The Sky's The Limit



税  務

令和2年度税制改正のポイント(法人・消費課税編)

税経管理第6部 主任 高橋

 以下、法人課税・消費課税を中心に、税制改正の概要をご紹介いたします。(内容を一部省略しております。)
※概ね増税となるものは【増】、納税者有利となるものは【減】と表示します。

【法人課税】

1. オープンイノベーションに係る措置の創設【減】
 特定事業活動を行う青色申告法人が、特定株式を取得した場合、取得価額の最大25%までの所得控除ができることとなります。
 ※特定事業活動:自らの経営資源以外の経営資源を活用し、高い生産性が見込 まれる事業を行うこと、又は新たな事業の開拓を行うこと
 ※特定株式:産業競争力強化法の新事業開拓事業者のうち特定事業活動に資する事業を行う内国法人、又はこれに類する外国法人の株式
 2020年4月1日から2022年3月31日に取得した株式が対象となります。

2. 5G(第5世代移動通信システム)投資促進税制【減】
 超高速・大容量通信を実現する全国5G基地局の前倒し整備及びローカル5Gの整備に係る一定の投資について、税額控除(15%)と特別償却(30%)との選択適用ができることとなります。
 「特定高度情報通信等システムの普及の促進に関する法律」(仮称)の施行の日から2022年3月31日までの間に、取得・事業の用に供した場合に適用されます。

3. 連結納税制度の見直し
 連結納税制度について、企業グループ全体を一つの納税単位とする現行制度に代えて、企業グループ内の各法人を納税単位としつつ、損益通算等の調整を行う仕組みとなります。(グループ通算制度への移行)
 地方税においては、現行の基本的な枠組みを維持しつつ、国税の見直しに併せて所要の措置を講じるようです。

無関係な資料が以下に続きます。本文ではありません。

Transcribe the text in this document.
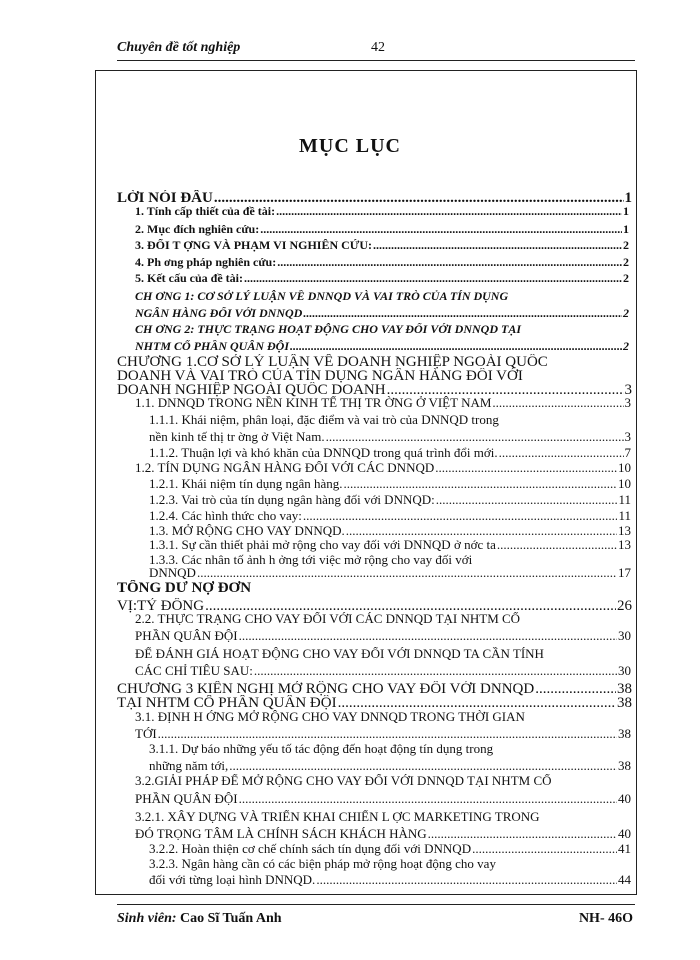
Chuyên đề tốt nghiệp	42
MỤC LỤC
LỜI NÓI ĐẦU .....	1
1. Tính cấp thiết của đề tài: .....	1
2. Mục đích nghiên cứu: .....	1
3. ĐỐI T ỢNG VÀ PHẠM VI NGHIÊN CỨU: .....	2
4. Ph ơng pháp nghiên cứu: .....	2
5. Kết cấu của đề tài: .....	2
CH ƠNG 1: CƠ SỞ LÝ LUẬN VỀ DNNQD VÀ VAI TRÒ CỦA TÍN DỤNG
NGÂN HÀNG ĐỐI VỚI DNNQD .....	2
CH ƠNG 2: THỰC TRẠNG HOẠT ĐỘNG CHO VAY ĐỐI VỚI DNNQD TẠI
NHTM CỔ PHẦN QUÂN ĐỘI .....	2
CHƯƠNG 1.CƠ SỞ LÝ LUẬN VỀ DOANH NGHIỆP NGOÀI QUỐC
DOANH VÀ VAI TRÒ CỦA TÍN DỤNG NGÂN HÀNG ĐỐI VỚI
DOANH NGHIỆP NGOÀI QUỐC DOANH .....	3
1.1. DNNQD TRONG NỀN KINH TẾ THỊ TR ỜNG Ở VIỆT NAM .....	3
1.1.1. Khái niệm, phân loại, đặc điểm và vai trò của DNNQD trong
nền kinh tế thị tr ờng ở Việt Nam. .....	3
1.1.2. Thuận lợi và khó khăn của DNNQD trong quá trình đổi mới. .....	7
1.2. TÍN DỤNG NGÂN HÀNG ĐỐI VỚI CÁC DNNQD .....	10
1.2.1. Khái niệm tín dụng ngân hàng. .....	10
1.2.3. Vai trò của tín dụng ngân hàng đối với DNNQD: .....	11
1.2.4. Các hình thức cho vay: .....	11
1.3. MỞ RỘNG CHO VAY DNNQD. .....	13
1.3.1. Sự cần thiết phải mở rộng cho vay đối với DNNQD ở nớc ta .....	13
1.3.3. Các nhân tố ảnh h ởng tới việc mở rộng cho vay đối với
DNNQD .....	17
TỔNG DƯ NỢ ĐƠN
VỊ:TỶ ĐỒNG .....	26
2.2. THỰC TRẠNG CHO VAY ĐỐI VỚI CÁC DNNQD TẠI NHTM CỔ
PHẦN QUÂN ĐỘI .....	30
ĐỂ ĐÁNH GIÁ HOẠT ĐỘNG CHO VAY ĐỐI VỚI DNNQD TA CẦN TÍNH
CÁC CHỈ TIÊU SAU: .....	30
CHƯƠNG 3 KIẾN NGHỊ MỞ RỘNG CHO VAY ĐỐI VỚI DNNQD .....	38
TẠI NHTM CỔ PHẦN QUÂN ĐỘI .....	38
3.1. ĐỊNH H ỚNG MỞ RỘNG CHO VAY DNNQD TRONG THỜI GIAN
TỚI .....	38
3.1.1. Dự báo những yếu tố tác động đến hoạt động tín dụng trong
những năm tới, .....	38
3.2.GIẢI PHÁP ĐỂ MỞ RỘNG CHO VAY ĐỐI VỚI DNNQD TẠI NHTM CỔ
PHẦN QUÂN ĐỘI .....	40
3.2.1. XÂY DỰNG VÀ TRIỂN KHAI CHIẾN L ỢC MARKETING TRONG
ĐÓ TRỌNG TÂM LÀ CHÍNH SÁCH KHÁCH HÀNG .....	40
3.2.2. Hoàn thiện cơ chế chính sách tín dụng đối với DNNQD .....	41
3.2.3. Ngân hàng cần có các biện pháp mở rộng hoạt động cho vay
đối với từng loại hình DNNQD. .....	44
Sinh viên: Cao Sĩ Tuấn Anh	NH- 46O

   グループ通算制度は、2022年4月1日以後に開始する事業年度から適用されます。

4. 地方創世応援税制(企業版ふるさと納税)の見直し【減】
 地方創世応援税制(企業版ふるさと納税)について、手続きの抜本的な簡素化・迅速化を図るほか、税額控除割合を現行の3割から6割に引き上げられることとなります。
 2020年4月1日から2025年3月31日までに支出する寄附金について適用されます。

5. 中小企業等の支援
 交際費の損金不算入制度について、その適用期限を2年延長するとともに、中小法人に係る損金算入の特例の適用期限も2年延長されます。

6. その他の租税特別措置等
 中小企業者等の少額減価償却資産の取得価額の損金算入の特例について、適用期限が2年延長されます。

【消費課税】

1. 法人に係る消費税の申告期限の特例の創設化
 法人税の申告期限の延長の特例の適用を受ける法人について、消費税の申告期限を1月延長する特例が創設されます。

   2021年3月31日以後に終了する事業年度の末日の属する課税期間から適用されます。

2. 居住用賃貸建物の取得に係る消費税の仕入れ税額控除の適正化【増】
 住宅の貸付けの用に供しないことが明らかな建物以外の建物であって高額特定資産に該当するものの課税仕入れについては、仕入税額控除制度の適用を認めないこととなります。ただし、居住用賃貸建物のうち、住宅の貸付けの用に供しないことが明らかな部分については、引き続き仕入税額控除制度の対象となります。
 ※高額特定資産:一の取引の単位につき、課税仕入れに係る支払対価の額(税抜
き)が1,000万円以上の棚卸資産又は調整対象固定資産
 2020年10月1日以後に仕入れを行った居住用賃貸建物に適用されます。
ただし、2020年3月31日までに締結した契約に基づき仕入れを行った居住用賃貸建物には適用されません。

 以上、概要をご紹介させていただきました。